Writer: Jane Moorman, 505-249-0527, email@example.com
Being in 4-H is more than raising livestock, baking cookies and riding horses. It is a tried and true youth development program that introduces youth to being leaders, which in turn is preparing them for the rest of their lives.
The New Mexico 4-H leadership team of state officers, ambassadors and diplomats would like other youth to get involved in local clubs. To help motivate their fellow 4-H members to attend the annual state leadership conference, the team will sponsor a band at the state conference to add to the fun of the weekend event.
"State leadership conference is when kids from across the state come together to learn how to develop their leadership skills," said Augusta Ahlm, state secretary from Raton.
"We have thought of ways to get kids to come to the state conference and one idea was to have a dance with a live band," said Courtney Hurt, state ambassador from Deming. The last night of the State 4-H Conference, which will be held July 12-16 in Las Cruces, will have a dance with live music.

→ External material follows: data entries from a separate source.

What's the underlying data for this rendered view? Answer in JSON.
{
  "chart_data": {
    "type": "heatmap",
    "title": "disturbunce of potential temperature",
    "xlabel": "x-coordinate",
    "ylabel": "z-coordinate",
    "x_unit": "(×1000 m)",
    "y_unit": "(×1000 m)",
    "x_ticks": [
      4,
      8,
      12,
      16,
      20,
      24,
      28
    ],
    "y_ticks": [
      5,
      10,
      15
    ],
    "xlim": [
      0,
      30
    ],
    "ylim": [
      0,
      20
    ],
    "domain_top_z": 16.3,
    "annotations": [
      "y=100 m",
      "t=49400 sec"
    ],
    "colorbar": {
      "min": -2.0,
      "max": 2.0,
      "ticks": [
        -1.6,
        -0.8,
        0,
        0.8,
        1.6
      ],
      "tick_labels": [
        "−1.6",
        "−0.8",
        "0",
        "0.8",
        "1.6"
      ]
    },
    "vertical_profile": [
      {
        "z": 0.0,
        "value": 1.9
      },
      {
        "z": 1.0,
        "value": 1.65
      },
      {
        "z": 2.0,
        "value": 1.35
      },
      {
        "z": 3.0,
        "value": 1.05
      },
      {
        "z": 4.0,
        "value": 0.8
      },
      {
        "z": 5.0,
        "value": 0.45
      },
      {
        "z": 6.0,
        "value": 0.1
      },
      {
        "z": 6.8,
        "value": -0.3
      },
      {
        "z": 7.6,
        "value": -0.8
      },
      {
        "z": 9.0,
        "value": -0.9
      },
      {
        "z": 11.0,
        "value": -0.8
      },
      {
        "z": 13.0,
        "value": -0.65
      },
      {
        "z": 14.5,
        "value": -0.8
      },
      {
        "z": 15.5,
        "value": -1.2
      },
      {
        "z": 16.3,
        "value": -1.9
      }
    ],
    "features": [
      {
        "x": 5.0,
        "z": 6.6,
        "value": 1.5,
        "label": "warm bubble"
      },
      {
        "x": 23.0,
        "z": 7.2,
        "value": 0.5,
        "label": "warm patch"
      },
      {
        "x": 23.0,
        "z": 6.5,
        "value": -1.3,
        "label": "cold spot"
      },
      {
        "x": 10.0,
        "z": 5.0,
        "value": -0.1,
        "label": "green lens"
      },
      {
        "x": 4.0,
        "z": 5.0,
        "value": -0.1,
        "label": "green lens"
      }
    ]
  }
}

To pay for the band, the leadership team spent a weekend in Albuquerque working on a fundraising project.
One activity combined a service project with making money as the 14 youth filled home safety information kits for the Southwest Border Food Safety and Defense Center. The orange knapsack bags are filled with informational literature about food safety and agricultural and bio-terrorism safety.
The second project turns a craft activity into cash.
As the youth worked on the project, they talked about what they have learned through 4-H, including leadership skills.
"We think it is very important that high school kids develop leadership skills," said Ahlm. Hurt agreed that 4-H gives members the skills to be the leaders of tomorrow.
"4-H is a good way to experience and learn things and stay out of trouble," said Brandi Smith, ambassador from Aztec. "You learn leadership skills that you will need to be successful in life."
For Garrett Schmidt, state song and recreation leader from Corrales, taking a leadership role in his local club, county 4-H council and at the state level has taught him the importance of patience. "A calm leader is a good leader. You have to have an even keel and a steady mind-set in order to work diligently," he said.
Chelsea Rodriquez, state ambassador from Animas, said she has learned how to speak in front of people and to voice her opinion. "By serving as a club and county officer, I've learned how to run meetings and be a leader," she said. To her, being a leader means supporting everyone and helping them accomplish their goals.
Savannah Arrey, state diplomat from Las Cruces, added that she has learned from her leadership positions that she is "a role model to every little kid for them to become something in life. Being a leader means helping them pursue their dreams."
Through the leadership roles she has taken in 4-H, Taylor Whitney, state diplomat from Dexter, says she has gone out of her comfort zone to help people realize what 4-H is all about.
The youths also discussed what they gained from being in 4-H. Georgia Mitchell, state vice president from Tucumcarri, said "4-H is great because you get an opportunity to meet people from all over the state. You get to choose projects that interest you and develop skills by doing the projects."
Chelsea Fons, state diploma from Hobbs, said she has gained "a plethora of things, including leadership skills, how to get along with people, public speaking and how to lead a group."
"I have been able to gain experience that I can share with other 4-H members to get them started in the right direction to be a better leader than I am today," said Brad Cosper, state diplomat from Los Lunas.
Jeremy Witte, state ambassador from Las Cruces, added "4-H has given me a good foundation for anything I want to do."